VICE: At what point after meeting Slomo/Dr. John Kitchin did you know you had a film?
Josh Izenberg: After my first phone call with Slomo, before I even met him in person, I had a sense that he'd be an interesting guy to watch and listen to and could sustain a film. He had a mix of high-minded philosophical discourse and down-home Southern candor that I found made it easy to listen to him for hours on end. At least, for me, it did. That said, I think it was when I saw the first skating shots that I realized this thing could actually be a film. Or maybe it was when our editor, Traci Loth, put together an initial rough cut, and our producer, Amanda Micheli, said, "Congratulations. You've got a movie." It was a cumulative process.
How has the reception been for the film, and has it affected Slomo's skating in San Diego?
The reception for the film has been tremendous. Mostly positive. It's definitely sparked some discourse. There are those out there who feel that John is wasting an opportunity in his golden years—maybe to help people, to continue to practice as a neurologist, etc. Some people find what he's doing to be frivolous, or find it threatening in some existential way, which is OK. I think a film should create a dialogue. That said, most people seem to find his story inspirational. For his part, Slomo's skating has only been positively impacted by the film. Or at least, that's what he's told me. People in San Diego and on Pacific Beach, in particular, have been supportive... I don't think he's getting mobbed for autographs or anything.

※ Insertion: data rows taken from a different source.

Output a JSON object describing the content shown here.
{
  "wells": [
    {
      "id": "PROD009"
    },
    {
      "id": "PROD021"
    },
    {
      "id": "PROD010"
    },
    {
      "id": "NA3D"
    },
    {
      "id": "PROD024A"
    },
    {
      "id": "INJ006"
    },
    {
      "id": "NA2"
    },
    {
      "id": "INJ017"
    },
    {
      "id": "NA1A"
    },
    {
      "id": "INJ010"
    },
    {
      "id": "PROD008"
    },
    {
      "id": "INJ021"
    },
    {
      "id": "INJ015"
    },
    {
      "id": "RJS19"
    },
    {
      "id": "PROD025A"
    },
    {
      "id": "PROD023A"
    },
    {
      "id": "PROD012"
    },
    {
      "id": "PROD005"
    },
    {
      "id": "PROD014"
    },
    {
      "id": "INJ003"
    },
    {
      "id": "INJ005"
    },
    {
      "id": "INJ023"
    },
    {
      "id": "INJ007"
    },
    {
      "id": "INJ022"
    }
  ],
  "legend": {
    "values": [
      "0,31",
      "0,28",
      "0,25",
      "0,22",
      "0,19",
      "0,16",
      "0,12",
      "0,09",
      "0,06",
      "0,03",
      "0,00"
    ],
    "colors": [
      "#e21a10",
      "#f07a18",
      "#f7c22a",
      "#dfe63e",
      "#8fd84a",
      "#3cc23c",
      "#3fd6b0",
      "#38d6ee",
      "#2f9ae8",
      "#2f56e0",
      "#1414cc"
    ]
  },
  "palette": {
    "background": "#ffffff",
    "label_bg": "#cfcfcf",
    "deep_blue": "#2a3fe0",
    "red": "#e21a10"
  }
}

Does he have a lady skater in his life? Is he even interested?
There is a "lady skater." Though she actually rides a pink beach cruiser.
Do you think there's something to his skating style—does it Zen you out? Have you taken it up?
Slomo's skating style Zens me out; that's for sure. But he makes it look easier than it is. It's really hard to do. I've tried it on a skateboard too. It takes practice. He's imparted some pieces of skating wisdom, though, that have changed the way I surf. He told me to skate in my boots—not in front of them, and not behind them. I've tried to translate that to surfing, and I think it's useful advice.
What are you working on now?
I'm currently working on documentaries about boxing in Lansing, Michigan, and drug addiction in Peru. And I'm producing a doc about a former opera singer who now lives on the streets of the Tenderloin in San Francisco.
Jeffrey Bowers is a tall mustached guy from Ohio who's seen too many weird movies. He currently lives in Brooklyn, working as an art and film curator. He is a programmer at the Hamptons International Film Festival and screens for the Tribeca Film Festival. He also self-publishes a super fancy mixed-media art serial called PRISM index.